My friend Diane wrote in a post: "So some of my blogging buddies are taking a trip this week back to their early days of blogging when they were less self conscious about what they wrote. They just had fun writing whether or not anyone read it and got to know other bloggers in the process. (This took place sometime after the Reformation and before Facebook, Twitter, and Pinterest)."
It challenged me to think back to when I decided to start blogging. I opened my Blogger account in 2007 but didn't post anything until a year later. I was still afraid of the Internet back then and was hesitant to put anything personal "out there." But another friend had started a blog and seemed to have fun with it so I decided to jump in. The rest, as they say, is history.
Here is my very first blog post:
I am in love with real pen and paper writing so it is stepping out of my comfort zone to do an online journal but I see this as just one more venue for putting my thoughts and ideas into words and pictures.
In a way, doing this blog is a step toward wanting to reinvent myself now that I am in midlife. Or maybe not so much "reinvent" but to discover who I am now that I've moved into a new stage of life.
I know I've changed over the years but I'm not sure I know the person I've changed into. All these years I've devoted most of my energy into homemaking and childrearing and haven't really thought about who I would be in an empty nest. It isn't that I fear the empty nest, but I want a sense of direction once that happens.
I need to give myself permission to let go of what doesn't fit anymore and embrace new ideas about who I can become that I hadn't considered before. God promises in His word that He will complete the work He has started in me so that gives me hope. I don't know yet what the finished "me" will look like but I look forward to the journey.
It strikes me that all our lives up until we graduate from high school people ask us what we want to be but never who we want to become. After we "grow up" they quit asking and we quit asking ourselves. In some ways, once we embark on a career or lifestyle choice we let that define us and don't think to re-evaluate if it still fits.

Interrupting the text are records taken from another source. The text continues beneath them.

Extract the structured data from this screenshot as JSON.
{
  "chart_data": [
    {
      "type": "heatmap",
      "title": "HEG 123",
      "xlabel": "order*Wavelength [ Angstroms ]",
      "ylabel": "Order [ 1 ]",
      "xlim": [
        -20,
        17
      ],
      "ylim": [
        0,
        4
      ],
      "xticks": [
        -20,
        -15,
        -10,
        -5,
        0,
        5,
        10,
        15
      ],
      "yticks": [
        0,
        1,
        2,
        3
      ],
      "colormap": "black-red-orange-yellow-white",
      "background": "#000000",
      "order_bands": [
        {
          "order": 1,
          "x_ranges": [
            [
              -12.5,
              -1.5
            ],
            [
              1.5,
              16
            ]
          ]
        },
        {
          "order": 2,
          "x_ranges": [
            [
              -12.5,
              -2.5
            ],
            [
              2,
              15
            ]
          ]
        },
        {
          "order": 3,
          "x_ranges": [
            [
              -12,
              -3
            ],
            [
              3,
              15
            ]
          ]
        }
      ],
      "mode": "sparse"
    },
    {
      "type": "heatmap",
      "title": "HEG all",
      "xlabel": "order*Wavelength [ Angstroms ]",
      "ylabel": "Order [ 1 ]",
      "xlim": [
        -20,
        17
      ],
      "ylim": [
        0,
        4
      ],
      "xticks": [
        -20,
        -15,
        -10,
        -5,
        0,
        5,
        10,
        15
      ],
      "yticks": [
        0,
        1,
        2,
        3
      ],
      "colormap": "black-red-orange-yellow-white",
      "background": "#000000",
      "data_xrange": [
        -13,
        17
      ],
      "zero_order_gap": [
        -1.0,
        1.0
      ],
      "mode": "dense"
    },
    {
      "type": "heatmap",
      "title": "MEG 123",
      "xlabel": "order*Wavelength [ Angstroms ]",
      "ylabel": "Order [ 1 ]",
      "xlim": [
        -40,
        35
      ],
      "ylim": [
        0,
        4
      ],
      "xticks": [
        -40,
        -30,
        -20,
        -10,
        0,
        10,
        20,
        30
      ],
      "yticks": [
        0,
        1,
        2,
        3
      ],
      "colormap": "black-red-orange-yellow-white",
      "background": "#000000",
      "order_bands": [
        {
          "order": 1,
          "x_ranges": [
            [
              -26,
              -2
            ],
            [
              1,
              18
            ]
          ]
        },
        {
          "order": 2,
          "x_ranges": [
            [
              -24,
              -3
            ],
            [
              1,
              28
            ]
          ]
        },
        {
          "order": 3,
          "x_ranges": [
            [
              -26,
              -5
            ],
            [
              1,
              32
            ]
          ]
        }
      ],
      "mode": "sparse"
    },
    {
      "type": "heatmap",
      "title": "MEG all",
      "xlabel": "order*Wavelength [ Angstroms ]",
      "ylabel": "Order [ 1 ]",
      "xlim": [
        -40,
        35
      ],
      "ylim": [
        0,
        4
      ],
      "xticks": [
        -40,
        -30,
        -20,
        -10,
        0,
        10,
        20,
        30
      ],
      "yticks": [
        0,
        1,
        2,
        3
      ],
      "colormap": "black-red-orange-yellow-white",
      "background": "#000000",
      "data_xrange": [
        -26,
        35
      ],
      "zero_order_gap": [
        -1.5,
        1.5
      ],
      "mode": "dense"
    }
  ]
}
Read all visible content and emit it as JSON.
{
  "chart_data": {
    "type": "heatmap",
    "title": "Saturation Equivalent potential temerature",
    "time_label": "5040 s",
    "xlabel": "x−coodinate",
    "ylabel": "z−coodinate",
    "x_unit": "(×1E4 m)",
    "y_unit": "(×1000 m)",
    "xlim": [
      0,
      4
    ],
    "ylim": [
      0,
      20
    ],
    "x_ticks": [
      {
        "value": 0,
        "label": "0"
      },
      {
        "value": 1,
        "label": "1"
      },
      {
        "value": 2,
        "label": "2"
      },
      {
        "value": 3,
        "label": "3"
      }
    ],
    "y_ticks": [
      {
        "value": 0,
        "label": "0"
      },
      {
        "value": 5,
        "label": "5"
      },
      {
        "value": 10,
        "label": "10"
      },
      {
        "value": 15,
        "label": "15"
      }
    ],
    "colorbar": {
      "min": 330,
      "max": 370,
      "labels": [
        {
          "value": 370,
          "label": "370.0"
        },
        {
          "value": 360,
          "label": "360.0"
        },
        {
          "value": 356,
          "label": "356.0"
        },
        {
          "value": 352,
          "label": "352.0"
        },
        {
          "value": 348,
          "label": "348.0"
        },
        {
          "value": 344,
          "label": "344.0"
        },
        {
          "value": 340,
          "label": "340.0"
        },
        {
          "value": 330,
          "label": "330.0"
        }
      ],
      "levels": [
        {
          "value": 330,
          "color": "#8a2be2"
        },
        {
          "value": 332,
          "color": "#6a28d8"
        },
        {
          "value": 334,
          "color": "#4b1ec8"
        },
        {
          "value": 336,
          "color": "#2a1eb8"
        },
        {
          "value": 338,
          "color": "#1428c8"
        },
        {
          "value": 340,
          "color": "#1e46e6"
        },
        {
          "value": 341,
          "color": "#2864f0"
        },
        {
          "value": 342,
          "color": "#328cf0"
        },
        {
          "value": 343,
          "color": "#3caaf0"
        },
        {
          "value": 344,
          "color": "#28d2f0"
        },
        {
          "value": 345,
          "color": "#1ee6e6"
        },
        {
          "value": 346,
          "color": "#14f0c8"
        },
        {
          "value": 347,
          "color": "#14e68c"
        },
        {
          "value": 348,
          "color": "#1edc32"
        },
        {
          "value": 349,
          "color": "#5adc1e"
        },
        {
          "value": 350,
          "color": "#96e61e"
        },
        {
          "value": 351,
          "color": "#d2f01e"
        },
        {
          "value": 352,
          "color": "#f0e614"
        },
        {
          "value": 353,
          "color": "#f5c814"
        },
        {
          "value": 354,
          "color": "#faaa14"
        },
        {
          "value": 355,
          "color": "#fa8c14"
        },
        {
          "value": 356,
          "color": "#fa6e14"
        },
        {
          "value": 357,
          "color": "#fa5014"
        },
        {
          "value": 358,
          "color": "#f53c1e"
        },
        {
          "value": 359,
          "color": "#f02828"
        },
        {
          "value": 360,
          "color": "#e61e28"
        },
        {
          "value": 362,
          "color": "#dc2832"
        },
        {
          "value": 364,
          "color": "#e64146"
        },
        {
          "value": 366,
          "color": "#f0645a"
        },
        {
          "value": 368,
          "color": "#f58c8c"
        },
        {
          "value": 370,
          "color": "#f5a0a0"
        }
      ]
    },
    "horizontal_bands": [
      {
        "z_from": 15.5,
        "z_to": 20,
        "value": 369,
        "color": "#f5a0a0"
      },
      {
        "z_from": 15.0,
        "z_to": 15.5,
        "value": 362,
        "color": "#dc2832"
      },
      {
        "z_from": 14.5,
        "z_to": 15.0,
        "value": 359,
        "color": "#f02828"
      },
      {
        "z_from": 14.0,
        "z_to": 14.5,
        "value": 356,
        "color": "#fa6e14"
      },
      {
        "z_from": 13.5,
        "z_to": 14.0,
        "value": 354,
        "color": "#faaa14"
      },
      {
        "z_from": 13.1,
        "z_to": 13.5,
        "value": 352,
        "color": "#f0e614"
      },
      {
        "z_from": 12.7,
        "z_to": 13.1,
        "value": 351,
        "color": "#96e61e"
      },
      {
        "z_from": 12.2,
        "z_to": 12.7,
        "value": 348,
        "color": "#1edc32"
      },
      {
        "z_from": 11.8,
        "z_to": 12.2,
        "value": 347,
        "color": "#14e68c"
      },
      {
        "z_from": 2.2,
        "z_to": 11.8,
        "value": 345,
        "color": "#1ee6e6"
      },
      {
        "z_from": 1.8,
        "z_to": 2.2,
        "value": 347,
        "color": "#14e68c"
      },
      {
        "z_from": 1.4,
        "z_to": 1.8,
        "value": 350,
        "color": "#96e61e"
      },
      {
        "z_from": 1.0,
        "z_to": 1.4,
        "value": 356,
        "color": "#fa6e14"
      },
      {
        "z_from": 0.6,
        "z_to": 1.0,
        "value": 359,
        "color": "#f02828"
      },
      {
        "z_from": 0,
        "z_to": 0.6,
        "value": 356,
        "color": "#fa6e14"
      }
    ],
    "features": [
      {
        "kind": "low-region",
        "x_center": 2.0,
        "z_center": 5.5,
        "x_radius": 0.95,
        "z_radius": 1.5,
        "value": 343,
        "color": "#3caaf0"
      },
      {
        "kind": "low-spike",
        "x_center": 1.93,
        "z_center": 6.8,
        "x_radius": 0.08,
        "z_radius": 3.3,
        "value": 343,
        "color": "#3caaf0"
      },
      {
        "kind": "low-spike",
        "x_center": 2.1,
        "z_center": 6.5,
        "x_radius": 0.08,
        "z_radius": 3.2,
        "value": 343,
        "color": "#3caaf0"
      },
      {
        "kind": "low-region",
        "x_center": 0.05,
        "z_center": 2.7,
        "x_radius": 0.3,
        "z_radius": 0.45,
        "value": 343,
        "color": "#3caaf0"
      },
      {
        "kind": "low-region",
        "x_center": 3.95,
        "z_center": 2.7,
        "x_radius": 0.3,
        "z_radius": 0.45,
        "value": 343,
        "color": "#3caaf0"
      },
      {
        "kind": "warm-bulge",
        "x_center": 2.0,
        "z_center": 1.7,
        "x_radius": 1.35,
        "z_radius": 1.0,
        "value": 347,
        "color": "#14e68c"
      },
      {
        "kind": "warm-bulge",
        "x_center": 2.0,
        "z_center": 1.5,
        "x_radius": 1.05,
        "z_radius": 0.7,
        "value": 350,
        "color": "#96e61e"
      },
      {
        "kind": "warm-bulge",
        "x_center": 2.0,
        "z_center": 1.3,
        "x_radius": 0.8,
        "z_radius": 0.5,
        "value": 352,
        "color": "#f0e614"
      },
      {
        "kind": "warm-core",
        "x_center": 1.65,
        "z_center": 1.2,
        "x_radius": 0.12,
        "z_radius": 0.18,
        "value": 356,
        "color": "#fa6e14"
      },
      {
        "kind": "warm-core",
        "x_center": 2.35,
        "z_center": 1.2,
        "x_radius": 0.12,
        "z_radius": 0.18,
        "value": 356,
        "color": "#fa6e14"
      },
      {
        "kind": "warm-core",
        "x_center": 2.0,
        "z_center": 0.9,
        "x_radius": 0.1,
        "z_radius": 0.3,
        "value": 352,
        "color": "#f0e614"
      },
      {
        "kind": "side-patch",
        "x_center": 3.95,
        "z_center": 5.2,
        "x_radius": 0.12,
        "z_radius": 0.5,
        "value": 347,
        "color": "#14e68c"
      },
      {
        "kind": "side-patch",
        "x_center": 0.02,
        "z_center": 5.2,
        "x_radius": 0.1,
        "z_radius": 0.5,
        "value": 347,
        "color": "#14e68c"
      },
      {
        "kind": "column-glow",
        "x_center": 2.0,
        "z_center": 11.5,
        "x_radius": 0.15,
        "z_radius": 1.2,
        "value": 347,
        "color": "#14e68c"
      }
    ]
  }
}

I think the better question for me at this stage of my life is "who am I now or who do I want to become?" I know who I am in Christ; I know what labels I hold (wife, mother, sister, daughter, artist, writer, etc.), but I really don't know who I am now that I am not so defined as a mom at home raising kids. What really gives me joy? If I got out of my own way, what would I dare to try? What have I always wanted to do but didn't have the time or resources? Who do I see myself becoming in the next year? What is my bliss?
These are the questions I want to explore in this blog as I write about daily life and the me yet to come.
Five years later, I'm still on that journey. The basic questions remain but I do have a little more clarity. My blogging has gone down different paths along the way but remains true to who I am whether I'm posting recipes, writing about the everyday things of life, sharing from the heart what God is teaching me, exposing my vulnerabilities, or unapologetically giving my opinion on anything from politics to religion.
I've had my moments of wanting to quit blogging altogether because of the self-imposed pressure of posting something, anything, in order to keep people interested. But back in the early days I wrote "just because" whether anyone read it or not. In fact, I was sort of creeped out when I got my first "followers" because I thought people were stalking me. Thankfully I learned that this is what people did when they liked a blog and wanted to read more, so I started following others in return. As a result, I've made many wonderful friends and that is what keeps me here. It is so much more than me sharing my thoughts with others; it's what I gain from them that has been the biggest payoff.
I'm not sure how long I will blog. I suppose when it no longer is fun or interesting or I simply have nothing more to say I'll move on but that doesn't seem likely any time soon.